僕はその後ろ姿を必死に追ってついていく。
駅に着くと彼女は、迷わず緑の窓口を目指した。
どうやら、彼女の中ではすでにこれからの行動予定が出来上がっているらしい。
平日の夕方、こんな中途半端な時間に、長距離切符を買う客などそう居るはずもない。
彼女は購入用紙を一枚取ると、行き先だけを簡単に記入してそのまま窓口に差し出した。
「大曲まで一人、東京駅発六時過ぎの『こまち三十一号』だったかしら……」
「嗚呼、そうですね、六時五十六分発です。一万六千百七十円です。
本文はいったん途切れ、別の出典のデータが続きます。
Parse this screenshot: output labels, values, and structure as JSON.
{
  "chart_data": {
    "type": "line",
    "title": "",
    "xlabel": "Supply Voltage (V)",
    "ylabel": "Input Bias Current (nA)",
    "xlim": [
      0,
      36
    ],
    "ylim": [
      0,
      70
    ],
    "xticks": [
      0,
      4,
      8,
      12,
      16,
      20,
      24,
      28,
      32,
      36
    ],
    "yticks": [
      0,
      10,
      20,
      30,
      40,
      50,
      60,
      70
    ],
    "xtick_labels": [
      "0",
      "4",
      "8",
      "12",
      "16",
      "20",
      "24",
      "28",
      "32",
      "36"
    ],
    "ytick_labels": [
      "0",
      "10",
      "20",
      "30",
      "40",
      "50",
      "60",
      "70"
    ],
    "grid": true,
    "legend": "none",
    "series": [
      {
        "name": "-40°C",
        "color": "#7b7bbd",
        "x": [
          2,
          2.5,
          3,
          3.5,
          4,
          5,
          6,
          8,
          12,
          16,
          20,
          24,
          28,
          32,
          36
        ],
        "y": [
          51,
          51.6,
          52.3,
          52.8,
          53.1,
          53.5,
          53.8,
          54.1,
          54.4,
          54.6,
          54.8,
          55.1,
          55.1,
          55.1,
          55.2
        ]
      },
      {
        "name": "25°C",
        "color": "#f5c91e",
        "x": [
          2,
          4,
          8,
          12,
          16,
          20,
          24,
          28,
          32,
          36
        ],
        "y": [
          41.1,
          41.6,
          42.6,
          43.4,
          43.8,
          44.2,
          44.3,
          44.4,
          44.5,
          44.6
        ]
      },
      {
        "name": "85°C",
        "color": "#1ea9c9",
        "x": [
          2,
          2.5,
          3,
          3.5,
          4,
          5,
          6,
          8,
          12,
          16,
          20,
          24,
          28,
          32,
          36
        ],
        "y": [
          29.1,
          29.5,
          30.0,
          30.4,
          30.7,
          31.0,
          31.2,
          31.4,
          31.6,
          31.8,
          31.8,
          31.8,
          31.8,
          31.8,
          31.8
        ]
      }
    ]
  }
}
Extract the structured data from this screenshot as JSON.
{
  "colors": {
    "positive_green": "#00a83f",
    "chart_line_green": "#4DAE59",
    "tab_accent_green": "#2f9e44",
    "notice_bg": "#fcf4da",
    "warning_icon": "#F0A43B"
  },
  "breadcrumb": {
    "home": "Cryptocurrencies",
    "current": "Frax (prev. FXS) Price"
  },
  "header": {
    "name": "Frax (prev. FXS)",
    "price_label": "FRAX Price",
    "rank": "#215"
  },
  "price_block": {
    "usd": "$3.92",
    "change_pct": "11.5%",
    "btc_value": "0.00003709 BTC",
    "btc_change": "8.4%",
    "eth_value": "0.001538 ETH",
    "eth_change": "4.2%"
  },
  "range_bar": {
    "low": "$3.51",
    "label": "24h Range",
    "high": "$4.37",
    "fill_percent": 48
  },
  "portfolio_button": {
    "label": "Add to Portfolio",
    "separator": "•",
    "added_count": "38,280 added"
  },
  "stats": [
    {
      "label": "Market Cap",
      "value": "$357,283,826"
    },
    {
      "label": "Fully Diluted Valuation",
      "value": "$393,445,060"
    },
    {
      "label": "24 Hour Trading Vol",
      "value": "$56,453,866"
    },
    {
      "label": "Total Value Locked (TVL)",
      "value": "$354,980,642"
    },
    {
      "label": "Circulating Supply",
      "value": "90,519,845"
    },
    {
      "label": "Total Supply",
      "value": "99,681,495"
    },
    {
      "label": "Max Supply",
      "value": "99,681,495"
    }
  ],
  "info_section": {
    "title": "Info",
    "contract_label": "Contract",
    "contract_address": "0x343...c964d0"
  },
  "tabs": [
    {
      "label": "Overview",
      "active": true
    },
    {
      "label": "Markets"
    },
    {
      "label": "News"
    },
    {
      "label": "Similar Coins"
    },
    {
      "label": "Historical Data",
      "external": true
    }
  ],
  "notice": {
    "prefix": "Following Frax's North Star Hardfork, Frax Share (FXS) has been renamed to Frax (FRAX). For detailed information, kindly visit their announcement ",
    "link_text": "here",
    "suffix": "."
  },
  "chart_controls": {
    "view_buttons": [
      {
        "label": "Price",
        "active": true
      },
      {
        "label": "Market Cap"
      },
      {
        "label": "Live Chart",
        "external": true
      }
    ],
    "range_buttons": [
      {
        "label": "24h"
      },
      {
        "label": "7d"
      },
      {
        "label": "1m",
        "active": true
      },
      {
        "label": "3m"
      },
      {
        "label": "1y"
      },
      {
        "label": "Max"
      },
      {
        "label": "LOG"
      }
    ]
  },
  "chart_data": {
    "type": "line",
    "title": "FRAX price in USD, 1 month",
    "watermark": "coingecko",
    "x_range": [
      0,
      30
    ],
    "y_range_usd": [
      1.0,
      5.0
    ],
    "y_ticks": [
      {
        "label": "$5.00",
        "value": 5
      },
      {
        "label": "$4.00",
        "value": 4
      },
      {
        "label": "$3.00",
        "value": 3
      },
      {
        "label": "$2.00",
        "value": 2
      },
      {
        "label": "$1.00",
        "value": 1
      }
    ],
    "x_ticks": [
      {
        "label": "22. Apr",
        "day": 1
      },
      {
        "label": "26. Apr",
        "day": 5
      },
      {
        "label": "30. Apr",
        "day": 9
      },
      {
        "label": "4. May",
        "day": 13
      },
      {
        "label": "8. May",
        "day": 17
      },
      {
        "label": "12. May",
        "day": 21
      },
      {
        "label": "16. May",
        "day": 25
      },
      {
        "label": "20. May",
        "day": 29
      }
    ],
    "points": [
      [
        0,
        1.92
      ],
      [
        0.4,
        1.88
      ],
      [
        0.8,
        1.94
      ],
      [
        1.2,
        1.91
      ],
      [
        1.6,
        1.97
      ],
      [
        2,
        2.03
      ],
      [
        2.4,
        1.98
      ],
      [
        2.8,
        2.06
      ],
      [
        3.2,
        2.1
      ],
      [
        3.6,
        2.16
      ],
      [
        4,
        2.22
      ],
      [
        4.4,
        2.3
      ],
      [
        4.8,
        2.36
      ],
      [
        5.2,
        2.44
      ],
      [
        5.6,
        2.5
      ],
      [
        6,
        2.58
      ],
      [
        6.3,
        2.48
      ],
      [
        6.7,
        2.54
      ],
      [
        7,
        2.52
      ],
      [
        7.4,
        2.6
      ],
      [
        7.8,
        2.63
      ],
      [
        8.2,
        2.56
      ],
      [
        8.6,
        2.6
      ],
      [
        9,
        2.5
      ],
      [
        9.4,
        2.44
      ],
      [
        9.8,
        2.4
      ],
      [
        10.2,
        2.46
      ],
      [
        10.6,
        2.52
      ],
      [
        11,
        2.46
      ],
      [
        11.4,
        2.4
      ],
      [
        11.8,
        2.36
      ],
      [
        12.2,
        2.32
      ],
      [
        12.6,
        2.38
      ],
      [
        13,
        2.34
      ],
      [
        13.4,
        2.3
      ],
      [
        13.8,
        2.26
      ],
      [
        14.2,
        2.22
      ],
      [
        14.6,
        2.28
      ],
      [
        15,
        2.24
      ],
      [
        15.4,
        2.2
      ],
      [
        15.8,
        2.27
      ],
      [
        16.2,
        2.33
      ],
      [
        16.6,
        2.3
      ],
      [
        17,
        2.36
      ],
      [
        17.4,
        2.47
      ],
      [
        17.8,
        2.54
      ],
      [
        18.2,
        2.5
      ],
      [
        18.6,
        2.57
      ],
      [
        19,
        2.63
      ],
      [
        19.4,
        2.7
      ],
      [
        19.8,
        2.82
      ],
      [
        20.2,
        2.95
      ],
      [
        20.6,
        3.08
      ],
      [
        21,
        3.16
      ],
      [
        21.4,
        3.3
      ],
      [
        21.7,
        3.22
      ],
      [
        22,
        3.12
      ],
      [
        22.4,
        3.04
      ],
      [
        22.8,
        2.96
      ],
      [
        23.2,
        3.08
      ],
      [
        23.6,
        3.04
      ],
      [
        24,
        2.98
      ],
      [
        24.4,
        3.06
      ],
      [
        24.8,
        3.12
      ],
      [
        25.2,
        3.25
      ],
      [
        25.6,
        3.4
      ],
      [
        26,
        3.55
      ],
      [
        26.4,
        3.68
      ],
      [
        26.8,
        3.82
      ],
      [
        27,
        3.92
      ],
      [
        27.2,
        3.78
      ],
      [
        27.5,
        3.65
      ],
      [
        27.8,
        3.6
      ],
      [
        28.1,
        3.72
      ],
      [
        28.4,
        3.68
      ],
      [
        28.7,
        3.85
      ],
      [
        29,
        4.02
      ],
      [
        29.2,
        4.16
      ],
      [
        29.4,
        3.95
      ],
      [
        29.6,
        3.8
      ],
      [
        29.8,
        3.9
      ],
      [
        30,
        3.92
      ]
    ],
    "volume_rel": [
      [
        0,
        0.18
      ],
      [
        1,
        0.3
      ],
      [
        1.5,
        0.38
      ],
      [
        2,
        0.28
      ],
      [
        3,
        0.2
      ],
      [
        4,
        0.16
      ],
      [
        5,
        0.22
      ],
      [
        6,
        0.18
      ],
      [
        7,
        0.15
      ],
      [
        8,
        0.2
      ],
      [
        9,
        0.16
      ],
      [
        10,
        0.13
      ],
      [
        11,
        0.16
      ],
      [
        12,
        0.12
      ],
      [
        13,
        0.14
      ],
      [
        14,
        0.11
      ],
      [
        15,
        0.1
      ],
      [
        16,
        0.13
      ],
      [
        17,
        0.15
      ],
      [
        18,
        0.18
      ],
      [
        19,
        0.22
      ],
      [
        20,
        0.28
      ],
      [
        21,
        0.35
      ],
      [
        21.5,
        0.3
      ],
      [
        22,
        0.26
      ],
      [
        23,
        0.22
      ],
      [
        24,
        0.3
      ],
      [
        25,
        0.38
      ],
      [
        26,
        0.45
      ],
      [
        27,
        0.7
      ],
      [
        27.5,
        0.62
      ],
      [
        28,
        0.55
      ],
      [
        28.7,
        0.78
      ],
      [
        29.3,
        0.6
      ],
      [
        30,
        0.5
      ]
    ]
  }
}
禁煙席でよろしいですか?」
駅員の問いかけに、彼女がチラッと僕の方を振り返った。
「ええ、結構です」
僕を見て、タバコは吸わないと踏んだらしい。
食事をしたせいか、少しずつ血糖値が上がってきて、僕の頭は段々とまわりの状況を把握しはじめていた。
チケットを手に僕の方へと戻ってきた彼女の姿を、僕はその時はじめてゆっくりと見ることができたんだ。